Mon Dec 4th through Sat the 9th, 2017 at Long Beach Convention Center
The proposed submission deals with an interesting and important problem: how to automatically learn the potentially complex temporal influence structures for the multivariate Hawkes process. The proposed neutrally self-modulating multivariate point process model can capture a range of superadditive, subadditive, or even subtractive influence structures from the historical events on the future event, and the model is quite flexible. Also, the model in evaluated on both the synthetic and the real data, and yields a competitive likelihood and prediction accuracy under missing data.
1. Compared with existing work, one potential contribution of this submission is in the increased flexibility of the proposed model. First, in modeling the intensity function, a non-linear transfer function is introduced and is applied to the original defined intensity for multivariate Hawkes processes. Second, it models the hidden state h(t) as a continuous-time LSTM.

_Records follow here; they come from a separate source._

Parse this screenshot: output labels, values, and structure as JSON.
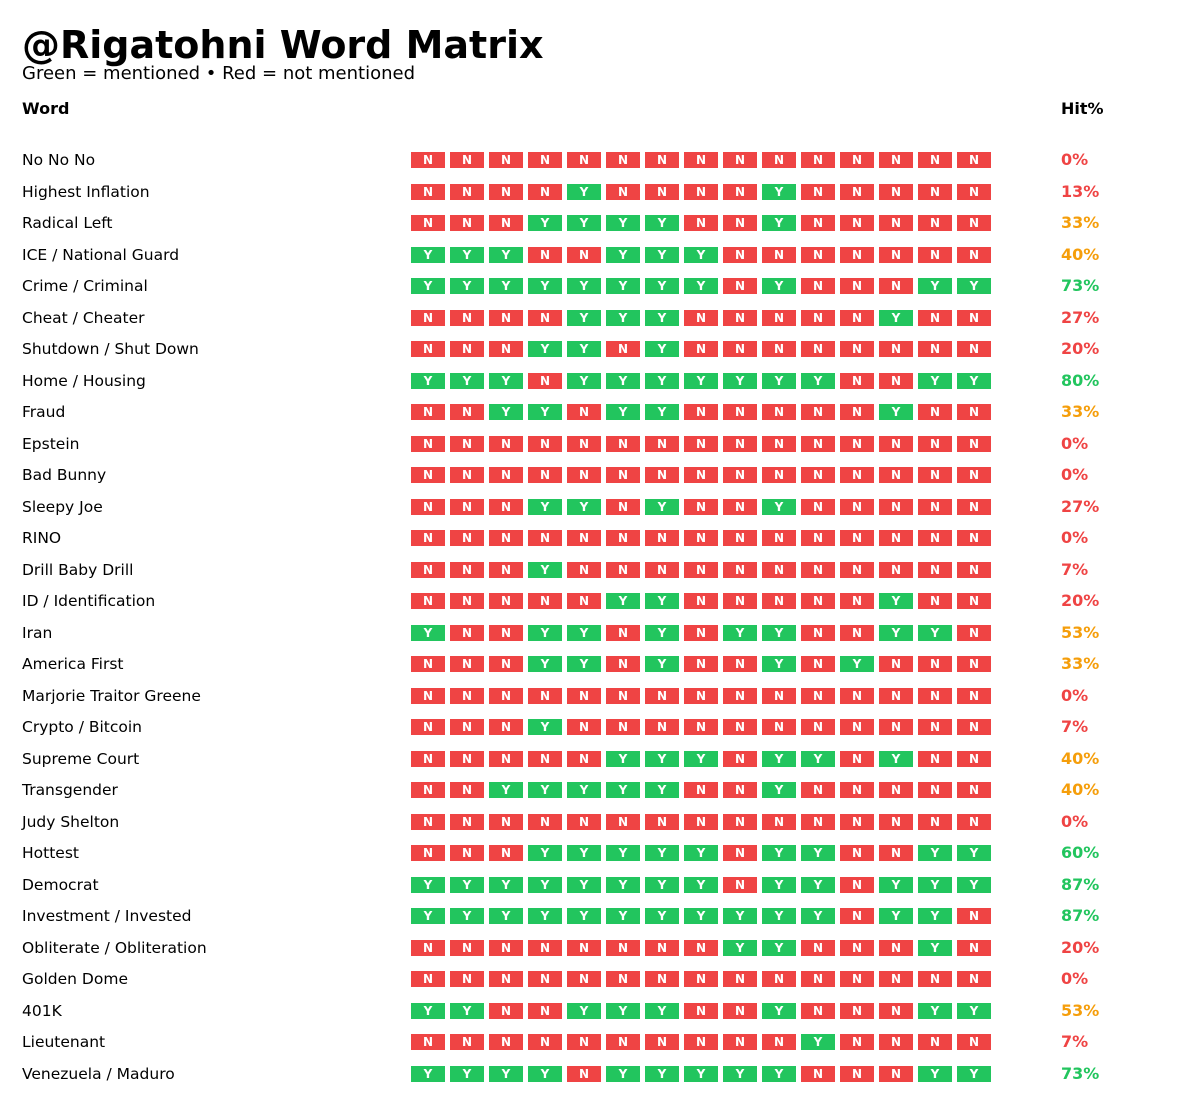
{
  "title": "@Rigatohni Word Matrix",
  "subtitle": "Green = mentioned • Red = not mentioned",
  "headers": {
    "word": "Word",
    "hit": "Hit%"
  },
  "colors": {
    "yes": "#22c55e",
    "no": "#ef4444",
    "mid": "#f59e0b"
  },
  "chart_data": {
    "type": "table",
    "title": "@Rigatohni Word Matrix",
    "subtitle": "Green = mentioned • Red = not mentioned",
    "columns": [
      "Word",
      "Hit%"
    ],
    "rows": [
      {
        "word": "No No No",
        "cells": "NNNNNNNNNNNNNNN",
        "hit": "0%"
      },
      {
        "word": "Highest Inflation",
        "cells": "NNNNYNNNNYNNNNN",
        "hit": "13%"
      },
      {
        "word": "Radical Left",
        "cells": "NNNYYYYNNYNNNNN",
        "hit": "33%"
      },
      {
        "word": "ICE / National Guard",
        "cells": "YYYNNYYYNNNNNNN",
        "hit": "40%"
      },
      {
        "word": "Crime / Criminal",
        "cells": "YYYYYYYYNYNNNYY",
        "hit": "73%"
      },
      {
        "word": "Cheat / Cheater",
        "cells": "NNNNYYYNNNNNYNN",
        "hit": "27%"
      },
      {
        "word": "Shutdown / Shut Down",
        "cells": "NNNYYNYNNNNNNNN",
        "hit": "20%"
      },
      {
        "word": "Home / Housing",
        "cells": "YYYNYYYYYYYNNYY",
        "hit": "80%"
      },
      {
        "word": "Fraud",
        "cells": "NNYYNYYNNNNNYNN",
        "hit": "33%"
      },
      {
        "word": "Epstein",
        "cells": "NNNNNNNNNNNNNNN",
        "hit": "0%"
      },
      {
        "word": "Bad Bunny",
        "cells": "NNNNNNNNNNNNNNN",
        "hit": "0%"
      },
      {
        "word": "Sleepy Joe",
        "cells": "NNNYYNYNNYNNNNN",
        "hit": "27%"
      },
      {
        "word": "RINO",
        "cells": "NNNNNNNNNNNNNNN",
        "hit": "0%"
      },
      {
        "word": "Drill Baby Drill",
        "cells": "NNNYNNNNNNNNNNN",
        "hit": "7%"
      },
      {
        "word": "ID / Identification",
        "cells": "NNNNNYYNNNNNYNN",
        "hit": "20%"
      },
      {
        "word": "Iran",
        "cells": "YNNYYNYNYYNNYYN",
        "hit": "53%"
      },
      {
        "word": "America First",
        "cells": "NNNYYNYNNYNYNNN",
        "hit": "33%"
      },
      {
        "word": "Marjorie Traitor Greene",
        "cells": "NNNNNNNNNNNNNNN",
        "hit": "0%"
      },
      {
        "word": "Crypto / Bitcoin",
        "cells": "NNNYNNNNNNNNNNN",
        "hit": "7%"
      },
      {
        "word": "Supreme Court",
        "cells": "NNNNNYYYNYYNYNN",
        "hit": "40%"
      },
      {
        "word": "Transgender",
        "cells": "NNYYYYYNNYNNNNN",
        "hit": "40%"
      },
      {
        "word": "Judy Shelton",
        "cells": "NNNNNNNNNNNNNNN",
        "hit": "0%"
      },
      {
        "word": "Hottest",
        "cells": "NNNYYYYYNYYNNYY",
        "hit": "60%"
      },
      {
        "word": "Democrat",
        "cells": "YYYYYYYYNYYNYYY",
        "hit": "87%"
      },
      {
        "word": "Investment / Invested",
        "cells": "YYYYYYYYYYYNYYN",
        "hit": "87%"
      },
      {
        "word": "Obliterate / Obliteration",
        "cells": "NNNNNNNNYYNNNYN",
        "hit": "20%"
      },
      {
        "word": "Golden Dome",
        "cells": "NNNNNNNNNNNNNNN",
        "hit": "0%"
      },
      {
        "word": "401K",
        "cells": "YYNNYYYNNYNNNYY",
        "hit": "53%"
      },
      {
        "word": "Lieutenant",
        "cells": "NNNNNNNNNNYNNNN",
        "hit": "7%"
      },
      {
        "word": "Venezuela / Maduro",
        "cells": "YYYYNYYYYYNNNYY",
        "hit": "73%"
      }
    ]
  }
}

2. Since the model is more flexible and has more parameters to estimate, it will be harder to accurately learn the parameters. The algorithm basically follows the previous Back Propagation Through Time (Du et al, 2016) strategy and proposes using the Monte Carlo trick in evaluating the integral quantify in the likelihood. I think the convergence of the current algorithm might be very slow since they have too many parameters. Since the learning issue in this model is challenging, it is worthwhile discussing more on the computational efficiency. A more tractable and efficient learning algorithm might be needed in dealing with large-scale problems.
3. For the numerical section, only the likelihood under missing data is evaluated. It will be more convincing to add the results for the intensity accuracy evaluation.
The authors propose the neural Hawkes process whose intensity function is based on a continuous-time LSTM. The values of LSTM cells decay exponentially until being updated when a new event occurs, which is different from previous work of combining Hawkes process models with RNNs. The authors argue that their model has better expressivity and achieves better performance compared to the vanilla Hawkes process and the Hawkes process without positivity constraints. The overall novelty of the proposed method is not very significant, but it is well motivated and thoroughly analyzed.
(1) Why would you prefer an additive intensity function rather than multiplicative (line 229)? I assume that you always want a strictly positive intensity function and therefore choose to use the "softplus" function as your transfer function, but it seems somehow unnatural.
(2) For your experiment on simulated data (Appendix C.4), it's good to see your model achieves much better performance on data generated by your model, and performs comparably or slightly better on data generated by other two models. I am interested to know whether you directly measured how well your model learns the intensity function, instead of the likelihood on held-out dataset? I suppose for your synthetic data, it's not hard to compare to the ground-truth intensity function.